Despite the team's focus on internet fairness, their proposed guidelines don't focus on fairness itself. That's because perfect fairness, the authors argue, is actually difficult to achieve and few (if any) existing CCAs today are perfectly fair.

"We need to stop making excuses for why our new algorithms are not meeting an unrealistic goal," said Ranysha Ware, a CSD Ph.D. student and lead author on the study.

So instead of focusing on developing CCAs that are fair, Ware and her co-authors say that developers need to ensure that new CCAs would not inflict harm on the existing ecosystem of CCAs. Put simply: if a new CCA is more unfair than existing CCAs, it is not okay to deploy.

"What makes Google's new algorithm special is not that it's unfair, it's that it is more unfair and causes more harm to the internet than existing CCAs," said Sherry, who is also a member of the university's CyLab Security and Privacy Institute. "You can only be as unfair as things already are. You can't be more unfair than things already are."

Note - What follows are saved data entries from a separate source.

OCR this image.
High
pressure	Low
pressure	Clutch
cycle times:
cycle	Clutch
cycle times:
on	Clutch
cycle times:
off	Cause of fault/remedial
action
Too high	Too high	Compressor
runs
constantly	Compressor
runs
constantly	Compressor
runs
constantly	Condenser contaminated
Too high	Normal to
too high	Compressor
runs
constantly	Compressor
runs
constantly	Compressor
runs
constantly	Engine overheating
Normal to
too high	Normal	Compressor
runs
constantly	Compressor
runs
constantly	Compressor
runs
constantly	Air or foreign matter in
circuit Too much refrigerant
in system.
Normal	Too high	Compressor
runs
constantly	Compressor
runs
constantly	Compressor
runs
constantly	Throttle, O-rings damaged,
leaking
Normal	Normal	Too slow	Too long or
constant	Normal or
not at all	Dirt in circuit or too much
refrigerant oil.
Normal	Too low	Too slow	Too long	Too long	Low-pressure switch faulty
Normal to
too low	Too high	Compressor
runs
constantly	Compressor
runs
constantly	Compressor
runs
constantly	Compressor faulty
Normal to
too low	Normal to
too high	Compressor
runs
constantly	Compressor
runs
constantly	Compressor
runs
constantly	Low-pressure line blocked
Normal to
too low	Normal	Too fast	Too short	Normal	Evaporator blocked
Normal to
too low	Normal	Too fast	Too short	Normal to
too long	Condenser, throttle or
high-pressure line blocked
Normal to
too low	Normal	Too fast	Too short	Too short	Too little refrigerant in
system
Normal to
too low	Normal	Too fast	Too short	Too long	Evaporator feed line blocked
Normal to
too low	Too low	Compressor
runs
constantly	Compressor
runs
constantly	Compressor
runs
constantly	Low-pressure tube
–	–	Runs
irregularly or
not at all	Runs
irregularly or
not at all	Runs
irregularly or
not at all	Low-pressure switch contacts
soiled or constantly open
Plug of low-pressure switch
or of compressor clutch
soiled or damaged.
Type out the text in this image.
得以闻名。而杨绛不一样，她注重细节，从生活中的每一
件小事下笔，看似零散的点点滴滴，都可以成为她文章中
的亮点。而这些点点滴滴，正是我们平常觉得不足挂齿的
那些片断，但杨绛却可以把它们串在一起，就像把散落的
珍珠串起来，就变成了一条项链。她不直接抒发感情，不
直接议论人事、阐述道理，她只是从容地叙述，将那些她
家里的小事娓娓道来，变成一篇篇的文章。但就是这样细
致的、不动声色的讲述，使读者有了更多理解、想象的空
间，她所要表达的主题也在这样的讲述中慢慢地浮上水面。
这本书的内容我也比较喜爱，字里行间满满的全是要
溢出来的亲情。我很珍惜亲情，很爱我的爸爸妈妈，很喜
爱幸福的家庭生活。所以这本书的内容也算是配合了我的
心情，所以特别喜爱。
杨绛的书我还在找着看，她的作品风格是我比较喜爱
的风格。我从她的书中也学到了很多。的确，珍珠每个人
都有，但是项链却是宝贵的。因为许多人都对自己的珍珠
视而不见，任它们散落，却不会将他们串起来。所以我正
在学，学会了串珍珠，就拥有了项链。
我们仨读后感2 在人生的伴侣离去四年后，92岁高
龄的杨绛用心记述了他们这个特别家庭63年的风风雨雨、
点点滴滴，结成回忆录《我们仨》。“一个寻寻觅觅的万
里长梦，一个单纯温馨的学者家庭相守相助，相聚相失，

Sherry likens the issue of CCA fairness to splitting a cookie between two children.

"Ideally, we would cut the cookie perfectly in half, but no one can ever perfectly cut a cookie in half. One side always ends up uneven," Sherry said. "The trick is doing something that is reasonable, even if it's not perfectly fair: having one child split the cookie, and the other child choose which half they get."

In the case of CCAs, the trick is ensuring that the status quo is left unperturbed.

Other authors on the study included CSD Department Head Srinivasan Seshan and Nefeli Networks software engineer and CSD alumnus Matthew Mukerjee.